Через несколько дней и Глебов, и даже граф Салтыков перешли на супротивный берег Дуная и готовы были, установив связь с передовыми корпусами, идти к Шумле. Но обстоятельства оказались вновь неблагоприятными для исполнения планов главнокомандующего.
В доме тепло и уютно. Румянцев в этот день поднялся с постели и с надеждой глянул в окно. Нет, погода ничуть не улучшилась. «Господи, за что ж Ты так прогневался на нас? – подумал Румянцев. – Три недели сряду беспрерывно льет дождь, а иногда и со снегом и жестокими бурями. В Петербурге и Москве-то это неудивительно, ноябрь на дворе, но здесь-то такая суровая и студеная погода в сию пору вроде бы необычайна. Дождь залил многие селения, а иные, говорят, и с жителями снесло… Вон граф Салтыков доносит, что все мосты на реках снесло, а на Дунае и других реках многие суда наши оказались разбитыми…

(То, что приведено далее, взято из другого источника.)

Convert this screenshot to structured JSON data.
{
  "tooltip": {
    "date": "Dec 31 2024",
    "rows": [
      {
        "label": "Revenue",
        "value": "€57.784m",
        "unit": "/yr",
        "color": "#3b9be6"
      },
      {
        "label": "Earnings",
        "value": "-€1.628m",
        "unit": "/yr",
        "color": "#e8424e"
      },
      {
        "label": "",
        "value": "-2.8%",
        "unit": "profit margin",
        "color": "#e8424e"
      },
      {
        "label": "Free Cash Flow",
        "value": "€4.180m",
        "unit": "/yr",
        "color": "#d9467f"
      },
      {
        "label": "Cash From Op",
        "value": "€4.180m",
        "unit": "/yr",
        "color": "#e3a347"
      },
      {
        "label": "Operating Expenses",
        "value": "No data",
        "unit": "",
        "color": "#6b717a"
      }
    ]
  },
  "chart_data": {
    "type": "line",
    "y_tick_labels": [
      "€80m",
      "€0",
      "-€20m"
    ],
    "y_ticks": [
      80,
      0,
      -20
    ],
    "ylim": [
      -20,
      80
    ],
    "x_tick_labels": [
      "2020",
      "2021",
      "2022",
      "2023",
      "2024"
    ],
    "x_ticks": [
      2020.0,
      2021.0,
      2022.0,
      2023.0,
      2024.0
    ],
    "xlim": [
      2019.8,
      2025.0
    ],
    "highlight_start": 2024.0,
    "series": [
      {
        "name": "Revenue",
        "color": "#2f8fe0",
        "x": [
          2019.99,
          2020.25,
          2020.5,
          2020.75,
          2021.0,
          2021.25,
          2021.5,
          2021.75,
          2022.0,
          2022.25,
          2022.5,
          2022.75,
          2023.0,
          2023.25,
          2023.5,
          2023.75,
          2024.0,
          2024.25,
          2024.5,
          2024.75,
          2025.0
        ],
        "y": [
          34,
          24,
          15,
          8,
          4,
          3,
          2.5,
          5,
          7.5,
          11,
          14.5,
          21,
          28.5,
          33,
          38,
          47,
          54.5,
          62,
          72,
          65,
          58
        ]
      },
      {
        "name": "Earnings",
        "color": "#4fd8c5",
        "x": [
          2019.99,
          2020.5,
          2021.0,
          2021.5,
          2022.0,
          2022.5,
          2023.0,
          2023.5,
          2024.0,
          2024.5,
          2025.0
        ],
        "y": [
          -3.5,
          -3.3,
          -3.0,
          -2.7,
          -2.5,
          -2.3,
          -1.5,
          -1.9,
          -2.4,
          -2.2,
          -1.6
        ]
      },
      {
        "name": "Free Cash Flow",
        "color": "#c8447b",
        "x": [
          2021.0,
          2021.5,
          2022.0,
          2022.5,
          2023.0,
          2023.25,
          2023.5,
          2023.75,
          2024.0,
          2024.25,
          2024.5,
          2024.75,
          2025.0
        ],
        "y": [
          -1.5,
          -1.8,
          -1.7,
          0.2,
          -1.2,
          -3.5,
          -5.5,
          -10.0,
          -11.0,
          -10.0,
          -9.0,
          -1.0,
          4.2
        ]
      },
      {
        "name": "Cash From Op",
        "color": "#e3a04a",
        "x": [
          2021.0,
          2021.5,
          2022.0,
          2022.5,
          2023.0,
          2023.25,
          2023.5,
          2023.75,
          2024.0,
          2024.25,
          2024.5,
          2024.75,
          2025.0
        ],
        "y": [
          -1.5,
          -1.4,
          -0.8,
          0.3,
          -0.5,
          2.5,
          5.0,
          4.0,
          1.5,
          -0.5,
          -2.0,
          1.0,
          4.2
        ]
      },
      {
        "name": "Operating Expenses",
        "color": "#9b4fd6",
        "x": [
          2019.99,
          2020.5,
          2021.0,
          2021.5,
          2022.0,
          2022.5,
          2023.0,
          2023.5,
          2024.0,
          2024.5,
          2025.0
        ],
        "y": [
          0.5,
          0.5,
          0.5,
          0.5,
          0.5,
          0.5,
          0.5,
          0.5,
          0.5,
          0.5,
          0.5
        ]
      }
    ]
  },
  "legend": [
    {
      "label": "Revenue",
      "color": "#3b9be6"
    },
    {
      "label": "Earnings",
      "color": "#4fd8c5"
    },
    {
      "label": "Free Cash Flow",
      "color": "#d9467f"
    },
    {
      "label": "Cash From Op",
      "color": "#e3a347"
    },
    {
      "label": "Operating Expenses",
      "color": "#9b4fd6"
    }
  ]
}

Это как-нибудь переживем, ничего не поделаешь. Но как быть, когда на многие дни пресечена связь с корпусами? Если раньше курьеры по неделе дожидались переправы через реки, то теперь, когда совсем порушились коммуникации, и того больше. К несчастию, непогода как раз тогда, когда дорог каждый день и многое зависит от поспешного изворота в делах. Что там мои генералы предприняли после Базарджика? Взяли Варну? Пошли на Шумлу?»
Вошел Василий Долгоруков, дежурный генерал, с которым Румянцев близко сошелся за время болезни. Внимателен молодой генерал ко всем его замечаниям и предложениям, своевременно готовит все бумаги, необходимые для отсылки в Петербург и в корпуса.
– Ваше сиятельство! Барон Унгерн рапортует, что Варну ему взять не удалось, атака была отбита с потерями. А князь Юрий Долгоруков доносит, что его отряд, высланный к Шумле, столкнулся с авангардом армии верховного визиря и тоже отошел сначала в Базарджик, а потом в Карасу, – четко доложил дежурный генерал, передавая рапорты главнокомандующему. – Курьеры только что прибыли, еле живые, ваше сиятельство, насквозь мокрые. Они потом, когда приведут себя в порядок, передадут вам и словесные рапорты командующих корпусами.
– Что ж господа генералы делают?! – не выдержал Румянцев. – Они ж без ножа меня режут! Погубят, ей-богу, погубят такую кампанию! Ведь мы уже диктовали туркам свою волю… М-да-а-а… Вот когда пожалеешь, что Вейсмана нет, а Суворов слег больной. Мой план был рассчитан на самостоятельность и отвагу командующих.
Редко когда Василий Долгоруков видел фельдмаршала в таком возбужденном состоянии. И не толки Петербурга волновали его, а бездеятельность подчиненных командиров.
– В Шумле не может быть никакой визирской армии, а посему и авангарда не может быть. Может, какой-то разъезд разведывательный приняли за авангард? – размышлял Румянцев.
В дверь постучали. Князь Долгоруков открыл и пропустил вперед незнакомого офицера гвардии.